Выбор метода зависит от цели исследования и возможностей лаборатории, выполняющей исследования.

Метод диффузии в агар с применением дисков следует расценивать как метод качественный. Благодаря простоте, скорости и легкости исполнения он является основным при определении чувствительности микроорганизмов к химиотерапевтическим препаратам практическими лабораториями.

Метод разведений - наиболее точный количественный метод. Он должен применяться в научно-исследовательской работе, при проведении международных исследований, а также в особенно важных случаях в лабораториях областных, краевых и республиканских санэпидстанций и в некоторых лабораториях лечебно-профилактических учреждений.

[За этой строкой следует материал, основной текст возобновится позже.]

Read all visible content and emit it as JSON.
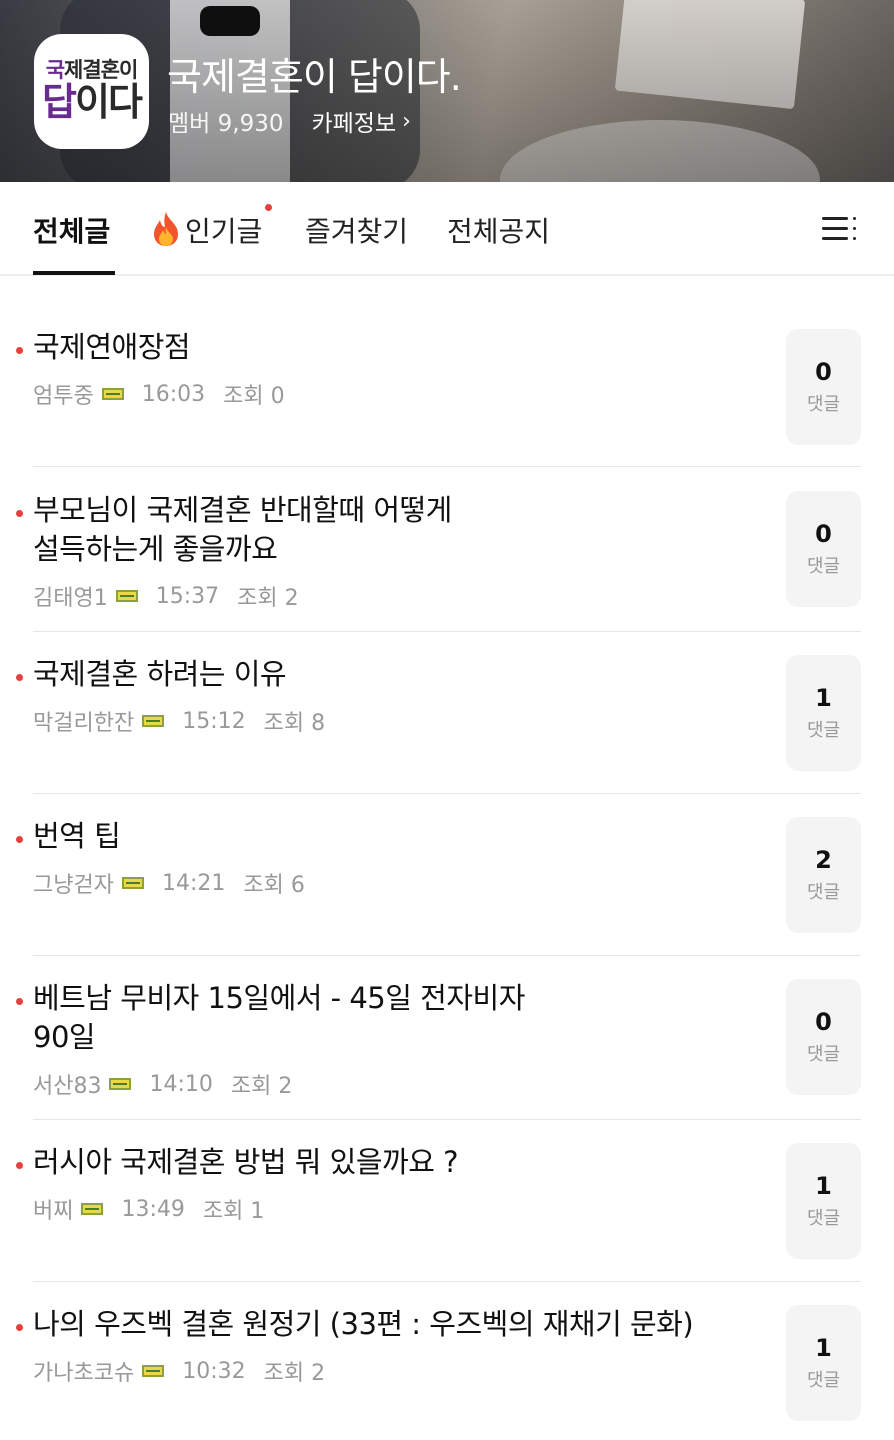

Методом разведений в плотной питательной среде рациональнее пользоваться при необходимости исследовать одновременно большое количество культур, так как на чашку с плотной средой можно посеять одновременно несколько штаммов. Необходимо отметить также большую точность метода разведений в плотной среде, при котором определяется чувствительность к препарату большинства вариантов микробной популяции, в то время как при использовании жидкой среды определяется чувствительность наиболее устойчивых вариантов.

Ускоренные методы служат дополнением к основным вышеназванным методам.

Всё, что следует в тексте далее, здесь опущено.